At London's Leicester Square for talks with local council officials involved in alcohol-related crime and disorder, Mr Howard warned that people shouldn't be allowed to get away booze-related crime.

While bars and clubs help keep inner cities alive, and bolster tourism and urban regeneration, in too many places they create a yob culture, he said.

"It's a great feeling when you reach eighteen and you can go into a bar or a pub for the first time to buy yourself a drink. But with that right, comes a responsibility – the responsibility not to ruin everyone else's evening. Today's politically correct rights culture has left too many people feeling that they don't have any responsibilities at all," Mr Howard said.

Under the Tory plans, local councils should be free to decide when there are enough bars or pubs in a neighbourhood, and empowered to attach conditions to licences. Police and local council powers to remove the licences for outlets caught selling alcohol to drunks, and people under 18, and which allow drug dealing to take place, would also be strengthened.

However, the Lib Dems said that the Tories were tackling the right issue with the wrong policy.

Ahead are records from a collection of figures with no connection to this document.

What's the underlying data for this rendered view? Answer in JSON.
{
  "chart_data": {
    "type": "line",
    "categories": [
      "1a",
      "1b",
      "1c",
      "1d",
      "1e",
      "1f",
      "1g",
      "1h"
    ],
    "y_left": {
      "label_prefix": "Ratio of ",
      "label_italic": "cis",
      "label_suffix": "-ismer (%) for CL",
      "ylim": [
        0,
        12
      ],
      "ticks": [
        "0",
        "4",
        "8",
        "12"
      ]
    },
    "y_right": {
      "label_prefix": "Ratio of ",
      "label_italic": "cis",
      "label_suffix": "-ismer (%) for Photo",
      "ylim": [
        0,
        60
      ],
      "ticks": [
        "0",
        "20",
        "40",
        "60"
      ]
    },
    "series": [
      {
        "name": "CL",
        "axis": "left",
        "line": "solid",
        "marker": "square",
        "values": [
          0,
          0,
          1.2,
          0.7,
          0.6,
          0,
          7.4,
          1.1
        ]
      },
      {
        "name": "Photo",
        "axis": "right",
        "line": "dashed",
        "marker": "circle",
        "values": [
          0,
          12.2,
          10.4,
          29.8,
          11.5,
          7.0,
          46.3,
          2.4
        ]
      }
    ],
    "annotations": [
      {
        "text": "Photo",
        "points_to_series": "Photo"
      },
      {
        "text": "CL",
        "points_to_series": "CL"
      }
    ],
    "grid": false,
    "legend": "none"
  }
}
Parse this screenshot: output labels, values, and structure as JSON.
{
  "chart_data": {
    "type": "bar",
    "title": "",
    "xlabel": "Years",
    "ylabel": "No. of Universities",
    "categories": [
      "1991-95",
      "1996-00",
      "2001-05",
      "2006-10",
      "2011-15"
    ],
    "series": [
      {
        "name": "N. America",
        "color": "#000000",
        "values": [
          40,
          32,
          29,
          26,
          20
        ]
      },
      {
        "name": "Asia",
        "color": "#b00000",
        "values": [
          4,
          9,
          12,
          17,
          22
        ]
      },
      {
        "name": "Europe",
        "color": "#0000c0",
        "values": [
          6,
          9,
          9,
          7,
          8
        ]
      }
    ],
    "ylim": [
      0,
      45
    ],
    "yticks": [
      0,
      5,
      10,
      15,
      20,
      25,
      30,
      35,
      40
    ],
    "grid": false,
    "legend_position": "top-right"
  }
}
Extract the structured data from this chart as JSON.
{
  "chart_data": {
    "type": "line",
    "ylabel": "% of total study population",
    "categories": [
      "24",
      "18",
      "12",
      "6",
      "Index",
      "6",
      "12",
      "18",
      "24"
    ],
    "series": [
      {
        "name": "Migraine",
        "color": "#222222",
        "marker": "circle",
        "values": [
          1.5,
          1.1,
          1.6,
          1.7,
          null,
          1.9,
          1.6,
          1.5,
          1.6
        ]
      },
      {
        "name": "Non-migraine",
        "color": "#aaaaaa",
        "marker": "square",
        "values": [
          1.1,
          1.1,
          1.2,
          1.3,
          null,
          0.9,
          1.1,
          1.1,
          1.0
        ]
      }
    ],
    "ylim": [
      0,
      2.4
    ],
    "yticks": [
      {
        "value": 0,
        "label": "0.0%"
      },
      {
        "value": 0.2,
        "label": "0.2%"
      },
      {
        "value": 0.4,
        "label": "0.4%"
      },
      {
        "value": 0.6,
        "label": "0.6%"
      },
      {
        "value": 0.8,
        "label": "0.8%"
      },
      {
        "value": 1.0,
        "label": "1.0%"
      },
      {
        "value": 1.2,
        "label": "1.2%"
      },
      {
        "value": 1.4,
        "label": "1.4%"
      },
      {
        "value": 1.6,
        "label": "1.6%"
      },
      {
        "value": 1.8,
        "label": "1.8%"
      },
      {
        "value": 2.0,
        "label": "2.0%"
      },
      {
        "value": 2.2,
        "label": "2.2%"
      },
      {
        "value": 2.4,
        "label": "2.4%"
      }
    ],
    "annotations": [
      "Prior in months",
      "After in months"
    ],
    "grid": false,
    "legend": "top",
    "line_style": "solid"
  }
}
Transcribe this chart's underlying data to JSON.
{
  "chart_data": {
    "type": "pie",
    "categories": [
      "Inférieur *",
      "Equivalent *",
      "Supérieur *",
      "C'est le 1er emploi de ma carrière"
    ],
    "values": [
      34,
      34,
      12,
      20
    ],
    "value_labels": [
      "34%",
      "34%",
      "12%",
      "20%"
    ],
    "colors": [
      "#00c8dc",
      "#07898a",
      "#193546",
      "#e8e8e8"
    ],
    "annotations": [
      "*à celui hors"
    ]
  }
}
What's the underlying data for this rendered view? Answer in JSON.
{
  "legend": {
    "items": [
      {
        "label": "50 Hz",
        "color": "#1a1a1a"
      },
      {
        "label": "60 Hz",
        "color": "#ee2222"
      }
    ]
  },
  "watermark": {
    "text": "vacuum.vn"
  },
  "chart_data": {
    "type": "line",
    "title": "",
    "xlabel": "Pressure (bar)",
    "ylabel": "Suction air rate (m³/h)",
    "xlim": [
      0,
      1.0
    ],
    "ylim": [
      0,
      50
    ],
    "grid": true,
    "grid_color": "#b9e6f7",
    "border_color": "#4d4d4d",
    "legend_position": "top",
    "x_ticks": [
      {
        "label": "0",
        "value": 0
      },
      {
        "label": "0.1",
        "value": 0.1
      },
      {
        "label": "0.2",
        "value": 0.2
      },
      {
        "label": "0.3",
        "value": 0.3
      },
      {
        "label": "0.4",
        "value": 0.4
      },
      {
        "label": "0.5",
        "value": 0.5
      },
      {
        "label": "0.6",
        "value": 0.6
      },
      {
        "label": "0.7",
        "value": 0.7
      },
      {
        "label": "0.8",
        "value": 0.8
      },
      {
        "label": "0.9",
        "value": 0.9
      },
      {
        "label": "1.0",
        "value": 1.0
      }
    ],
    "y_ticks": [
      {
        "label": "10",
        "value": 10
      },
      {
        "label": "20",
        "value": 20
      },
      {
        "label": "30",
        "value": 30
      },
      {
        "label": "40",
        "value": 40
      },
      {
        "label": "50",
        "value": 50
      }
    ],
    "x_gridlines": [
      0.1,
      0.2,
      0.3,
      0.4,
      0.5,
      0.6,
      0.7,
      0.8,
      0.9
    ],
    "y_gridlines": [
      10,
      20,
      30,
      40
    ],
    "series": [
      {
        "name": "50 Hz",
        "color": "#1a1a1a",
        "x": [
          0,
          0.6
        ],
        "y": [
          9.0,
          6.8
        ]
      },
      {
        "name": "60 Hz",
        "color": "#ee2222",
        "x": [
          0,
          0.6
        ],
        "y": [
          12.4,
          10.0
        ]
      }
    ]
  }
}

Lib Dem Shadow Home Secretary, Mark Oaten said: "Local authorities already have significant independence when it comes to the location of new pubs and clubs following the introduction of the Licensing Bill.

"The Tories are right to tackle the menace of binge drinking but once again they are going the wrong way about it."

He added: "We need bold solutions to this issue, such as withholding licences from large town and city centre venues unless they contribute some of the cost of late night and weekend policing."